Operation Sindoor wasn't just a military episode—it was a mirror held up to the nation, in which it saw trolls

- Pragya Singh

The Troll Tax

WHEN people woke up on May 7 after Operation Sindoor unfolded during the night, the reality was starkly different from the drama that had been building up on television until then. Islamabad hadn’t been captured, Karachi Port was intact, and the anticipated escalation along the border with Pakistan had failed to materialise.
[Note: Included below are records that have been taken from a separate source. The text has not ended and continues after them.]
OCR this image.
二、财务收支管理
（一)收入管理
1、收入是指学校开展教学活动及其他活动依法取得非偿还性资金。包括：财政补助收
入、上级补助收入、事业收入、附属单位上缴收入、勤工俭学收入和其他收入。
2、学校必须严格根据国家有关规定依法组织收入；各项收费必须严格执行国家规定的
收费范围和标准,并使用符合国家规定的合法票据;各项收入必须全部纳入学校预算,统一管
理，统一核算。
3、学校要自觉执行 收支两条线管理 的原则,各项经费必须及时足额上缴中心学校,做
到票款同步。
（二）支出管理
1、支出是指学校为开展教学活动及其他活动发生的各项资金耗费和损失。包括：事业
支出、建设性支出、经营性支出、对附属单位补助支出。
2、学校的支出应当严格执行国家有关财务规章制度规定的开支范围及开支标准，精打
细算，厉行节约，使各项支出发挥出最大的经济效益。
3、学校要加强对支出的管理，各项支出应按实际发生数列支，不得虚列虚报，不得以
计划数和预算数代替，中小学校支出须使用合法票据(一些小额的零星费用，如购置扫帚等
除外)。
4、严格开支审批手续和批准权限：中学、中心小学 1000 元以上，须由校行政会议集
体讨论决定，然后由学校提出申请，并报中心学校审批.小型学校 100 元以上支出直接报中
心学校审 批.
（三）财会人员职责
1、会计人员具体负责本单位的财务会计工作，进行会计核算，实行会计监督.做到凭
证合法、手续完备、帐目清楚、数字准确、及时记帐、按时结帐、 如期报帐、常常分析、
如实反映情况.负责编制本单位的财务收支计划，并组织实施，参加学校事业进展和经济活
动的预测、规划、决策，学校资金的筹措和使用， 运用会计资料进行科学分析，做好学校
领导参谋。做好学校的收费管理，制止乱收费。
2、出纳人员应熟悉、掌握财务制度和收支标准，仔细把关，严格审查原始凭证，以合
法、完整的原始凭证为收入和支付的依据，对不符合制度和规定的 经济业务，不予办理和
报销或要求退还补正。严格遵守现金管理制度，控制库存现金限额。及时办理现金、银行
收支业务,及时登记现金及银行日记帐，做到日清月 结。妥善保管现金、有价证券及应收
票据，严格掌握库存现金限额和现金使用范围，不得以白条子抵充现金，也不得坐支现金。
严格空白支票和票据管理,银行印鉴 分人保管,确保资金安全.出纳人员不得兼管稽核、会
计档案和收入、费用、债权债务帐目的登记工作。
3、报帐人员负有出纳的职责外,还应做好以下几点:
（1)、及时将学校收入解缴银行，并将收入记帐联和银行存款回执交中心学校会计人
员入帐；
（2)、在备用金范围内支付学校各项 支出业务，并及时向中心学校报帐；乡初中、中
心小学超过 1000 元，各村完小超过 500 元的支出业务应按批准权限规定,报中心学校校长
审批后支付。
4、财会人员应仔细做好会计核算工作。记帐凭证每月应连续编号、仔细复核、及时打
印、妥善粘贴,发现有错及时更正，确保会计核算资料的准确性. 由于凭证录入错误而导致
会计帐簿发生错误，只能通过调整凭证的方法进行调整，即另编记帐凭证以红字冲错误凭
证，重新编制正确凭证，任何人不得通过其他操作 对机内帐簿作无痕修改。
No intensification of the conflict. No ‘annihilation’ of the western neighbour. What was written into the next chapter also wasn’t escalation—it was a ceasefire, announced early in the evening of May 10.

It was an unexpected letdown for trolls and hyper-nationalists, after viral posts and TV broadcasts had continuously fuelled war rhetoric. They now demanded their first victim: unsuspecting Foreign Secretary, Vikram Misri. Late on the same evening, the moment he announced violations by Pakistan of the ceasefire agreement, online trolls unleashed a barrage of invectives on him and his family, forcing him to protect his tweets and retreat from public view.

Ever since the terrorist attack that killed 26 Indian tourists in Pahalgam, Kashmir on April 22, social media had become a parallel warfront. It was flooded with viral posts, aggressive hashtags and doctored footage that amplified war rhetoric and fanned public outrage. Even after the ceasefire was declared, the digital noise grew louder, exerting pressure on the government to act and dragging the narrative back towards escalation.

“With some TV channels whipping up emotions based on events that never happened—and with trolls and other online influencers spreading those sort of untruths—we're not far from a time when fake information outweighs the real,” cautions Pavan Duggal, a cyberlaw expert and Supreme Court advocate.